In the News
Low-risk pregnant women who received prenatal care and delivered their babies at a freestanding birth center in Washington, DC, had birthing outcomes that were at least as good as—and in some cases better than—women who delivered at traditional hospitals. Certified nurse midwives provided medical care at the freestanding center, which operates separately from the hospitals and serves many low-income and minority women.
According to propensity score analysis (one of two analyses performed), women cared for at the center were 30% less likely to deliver before term, 41% less likely to have a cesarean section, 55% less likely to need forceps or have a vacuum delivery, and 23% less likely to need electrical fetal monitoring than women who delivered at hospitals. Weekend deliveries were also more common at the birthing center than at the hospitals, which explains, in part, the lower rate of cesarean sections and suggests a lower rate of induction (in the absence of specific rates).

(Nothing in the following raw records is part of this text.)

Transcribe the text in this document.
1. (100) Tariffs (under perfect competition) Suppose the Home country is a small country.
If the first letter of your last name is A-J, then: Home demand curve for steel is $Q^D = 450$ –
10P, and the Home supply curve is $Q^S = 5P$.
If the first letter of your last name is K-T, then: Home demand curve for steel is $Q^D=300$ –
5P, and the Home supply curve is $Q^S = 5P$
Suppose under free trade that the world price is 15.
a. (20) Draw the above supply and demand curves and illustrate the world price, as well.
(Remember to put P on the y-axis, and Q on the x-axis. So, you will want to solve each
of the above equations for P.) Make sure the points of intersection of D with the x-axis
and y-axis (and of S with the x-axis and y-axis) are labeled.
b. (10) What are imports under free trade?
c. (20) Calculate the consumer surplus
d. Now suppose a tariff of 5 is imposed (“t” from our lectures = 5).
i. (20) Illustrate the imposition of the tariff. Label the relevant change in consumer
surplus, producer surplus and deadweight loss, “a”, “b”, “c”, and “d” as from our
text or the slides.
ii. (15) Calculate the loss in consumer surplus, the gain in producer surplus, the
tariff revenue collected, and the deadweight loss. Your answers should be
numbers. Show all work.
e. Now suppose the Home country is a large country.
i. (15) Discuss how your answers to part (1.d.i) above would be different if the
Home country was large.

Among women who had previously undergone cesarean section, more delivered vaginally at the birthing center than at the hospitals (26.7% versus 9.4%). Moreover, babies born at the center weighed an average of 79 g more.
The study's lead author, Sarah Benatar, a research associate at the Health Policy Center of the Urban Institute in Washington, DC, told AJN that the study should help “low-risk women... feel more confident that receiving prenatal care and delivery services at a birth center will be safe for them and their infants.” —Carol Potera
Benatar S, et al. Health Serv Res. 2013 Apr 16. [Epub ahead of print].